Literatura
Viaje por el mapa de la penumbra

En “Más allá hay monstruos”, editada en 1970, Margaret Millar coloca ante un incómodo espejo a dos mujeres atormentadas por una desaparición
Margaret Millar
Margaret Millar fue la segunda mujer en recibir el Premio Edgar de la Mystery Writers of America, un año después que Raymond Chandler
30 jun 2022 01:49

Nos acordamos poco de la gran Margaret Millar, una de las escritoras más brillantes que ha dado la novela negrocriminal, demasiado desconocida incluso entre los fanáticos del género. Quizás porque muchos la pusieron enseguida a la sombra de su marido ―el legendario Ross Macdonald, creador del detective Lew Archer―, quizás porque en la cuota histórica de damas del noir no se suele destacar como se merece a esta autora nacida en Canadá y posteriormente nacionalizada estadounidense. Pero quienes han leído y disfrutado con novelas como Pagarás con maldad (1950), La bestia se acerca (1955), Un extraño en mi tumba (1960) o Semejante a un ángel (1962) ―la preferida del crítico inglés Julian Symons―, celebran el talento de una narradora con méritos más que salientables. Entre ellos, el Premio Edgar de la Mystery Writers of America ―que recibió unos cuantos años antes que su marido, dicho sea de paso― y su formidable pulso para crear personajes femeninos atormentados, llenos de complejidades.
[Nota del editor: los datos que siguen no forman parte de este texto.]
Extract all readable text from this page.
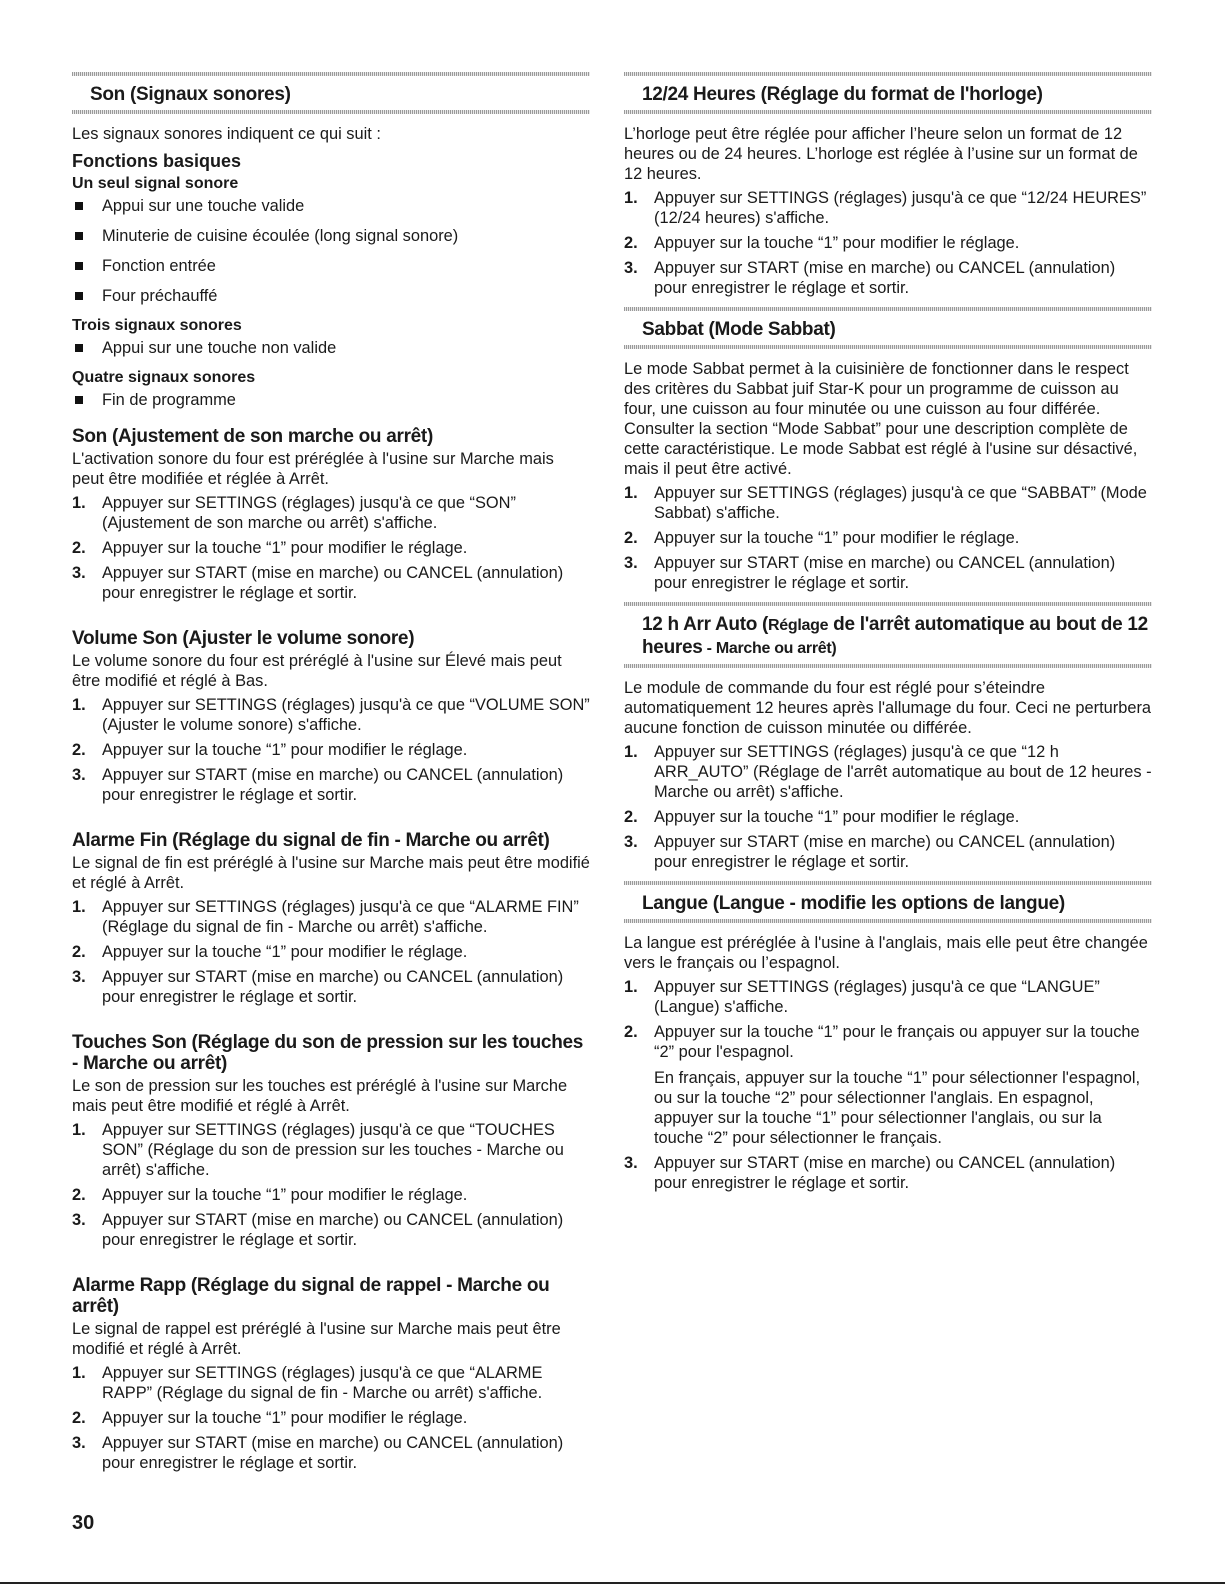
Son (Signaux sonores)

Les signaux sonores indiquent ce qui suit :

Fonctions basiques
Un seul signal sonore
Appui sur une touche valide
Minuterie de cuisine écoulée (long signal sonore)
Fonction entrée
Four préchauffé
Trois signaux sonores
Appui sur une touche non valide
Quatre signaux sonores
Fin de programme
Son (Ajustement de son marche ou arrêt)

L'activation sonore du four est préréglée à l'usine sur Marche mais peut être modifiée et réglée à Arrêt.

1. Appuyer sur SETTINGS (réglages) jusqu'à ce que “SON” (Ajustement de son marche ou arrêt) s'affiche.
2. Appuyer sur la touche “1” pour modifier le réglage.
3. Appuyer sur START (mise en marche) ou CANCEL (annulation) pour enregistrer le réglage et sortir.
Volume Son (Ajuster le volume sonore)

Le volume sonore du four est préréglé à l'usine sur Élevé mais peut être modifié et réglé à Bas.

1. Appuyer sur SETTINGS (réglages) jusqu'à ce que “VOLUME SON” (Ajuster le volume sonore) s'affiche.
2. Appuyer sur la touche “1” pour modifier le réglage.
3. Appuyer sur START (mise en marche) ou CANCEL (annulation) pour enregistrer le réglage et sortir.
Alarme Fin (Réglage du signal de fin - Marche ou arrêt)

Le signal de fin est préréglé à l'usine sur Marche mais peut être modifié et réglé à Arrêt.

1. Appuyer sur SETTINGS (réglages) jusqu'à ce que “ALARME FIN” (Réglage du signal de fin - Marche ou arrêt) s'affiche.
2. Appuyer sur la touche “1” pour modifier le réglage.
3. Appuyer sur START (mise en marche) ou CANCEL (annulation) pour enregistrer le réglage et sortir.
Touches Son (Réglage du son de pression sur les touches - Marche ou arrêt)

Le son de pression sur les touches est préréglé à l'usine sur Marche mais peut être modifié et réglé à Arrêt.

1. Appuyer sur SETTINGS (réglages) jusqu'à ce que “TOUCHES SON” (Réglage du son de pression sur les touches - Marche ou arrêt) s'affiche.
2. Appuyer sur la touche “1” pour modifier le réglage.
3. Appuyer sur START (mise en marche) ou CANCEL (annulation) pour enregistrer le réglage et sortir.
Alarme Rapp (Réglage du signal de rappel - Marche ou arrêt)

Le signal de rappel est préréglé à l'usine sur Marche mais peut être modifié et réglé à Arrêt.

1. Appuyer sur SETTINGS (réglages) jusqu'à ce que “ALARME RAPP” (Réglage du signal de fin - Marche ou arrêt) s'affiche.
2. Appuyer sur la touche “1” pour modifier le réglage.
3. Appuyer sur START (mise en marche) ou CANCEL (annulation) pour enregistrer le réglage et sortir.
12/24 Heures (Réglage du format de l'horloge)

L’horloge peut être réglée pour afficher l’heure selon un format de 12 heures ou de 24 heures. L’horloge est réglée à l’usine sur un format de 12 heures.

1. Appuyer sur SETTINGS (réglages) jusqu'à ce que “12/24 HEURES” (12/24 heures) s'affiche.
2. Appuyer sur la touche “1” pour modifier le réglage.
3. Appuyer sur START (mise en marche) ou CANCEL (annulation) pour enregistrer le réglage et sortir.
Sabbat (Mode Sabbat)

Le mode Sabbat permet à la cuisinière de fonctionner dans le respect des critères du Sabbat juif Star-K pour un programme de cuisson au four, une cuisson au four minutée ou une cuisson au four différée. Consulter la section “Mode Sabbat” pour une description complète de cette caractéristique. Le mode Sabbat est réglé à l'usine sur désactivé, mais il peut être activé.

1. Appuyer sur SETTINGS (réglages) jusqu'à ce que “SABBAT” (Mode Sabbat) s'affiche.
2. Appuyer sur la touche “1” pour modifier le réglage.
3. Appuyer sur START (mise en marche) ou CANCEL (annulation) pour enregistrer le réglage et sortir.
12 h Arr Auto (Réglage de l'arrêt automatique au bout de 12 heures - Marche ou arrêt)

Le module de commande du four est réglé pour s’éteindre automatiquement 12 heures après l'allumage du four. Ceci ne perturbera aucune fonction de cuisson minutée ou différée.

1. Appuyer sur SETTINGS (réglages) jusqu'à ce que “12 h ARR_AUTO” (Réglage de l'arrêt automatique au bout de 12 heures - Marche ou arrêt) s'affiche.
2. Appuyer sur la touche “1” pour modifier le réglage.
3. Appuyer sur START (mise en marche) ou CANCEL (annulation) pour enregistrer le réglage et sortir.
Langue (Langue - modifie les options de langue)

La langue est préréglée à l'usine à l'anglais, mais elle peut être changée vers le français ou l’espagnol.

1. Appuyer sur SETTINGS (réglages) jusqu'à ce que “LANGUE” (Langue) s'affiche.
2. Appuyer sur la touche “1” pour le français ou appuyer sur la touche “2” pour l'espagnol.
En français, appuyer sur la touche “1” pour sélectionner l'espagnol, ou sur la touche “2” pour sélectionner l'anglais. En espagnol, appuyer sur la touche “1” pour sélectionner l'anglais, ou sur la touche “2” pour sélectionner le français.
3. Appuyer sur START (mise en marche) ou CANCEL (annulation) pour enregistrer le réglage et sortir.
30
Más allá hay monstruos, editada originalmente en 1970 y recuperada ahora por Tres puntos, dibuja una sombría trama con dos escenarios principales: un rancho y un juzgado. En el primero, situado cerca de San Diego, en California, Robert Osborn desaparece tras salir a buscar a su perro y su familia jamás vuelve a tener noticias de él; unos rastros de sangre y el descubrimiento de una posible arma asesina provocan que su esposa Devorn crea que ha sido asesinado. Y en el segundo, un año más tarde, la madre y la mujer del desaparecido se enfrentan en un juicio para declarar o no la muerte legal de Robert. La viuda espera que la justicia dictamine el fallecimiento para continuar haciendo su vida, pero la madre no quiere una sentencia que certifique la muerte porque está convencida de que su hijo sigue vivo en alguna parte. El título de la novela, Más allá hay monstruos, es una referencia a la leyenda incluida en los mapas confeccionados por los cartógrafos medievales, una advertencia que se destacaba en aquellos puntos a partir de los cuales no se tenía conocimiento del territorio. Se suponía que esa geografía inexplorada estaba habitada por seres extraños y monstruosos: justo lo que la autora señala cuando se pone a explorar las motivaciones de sus personajes.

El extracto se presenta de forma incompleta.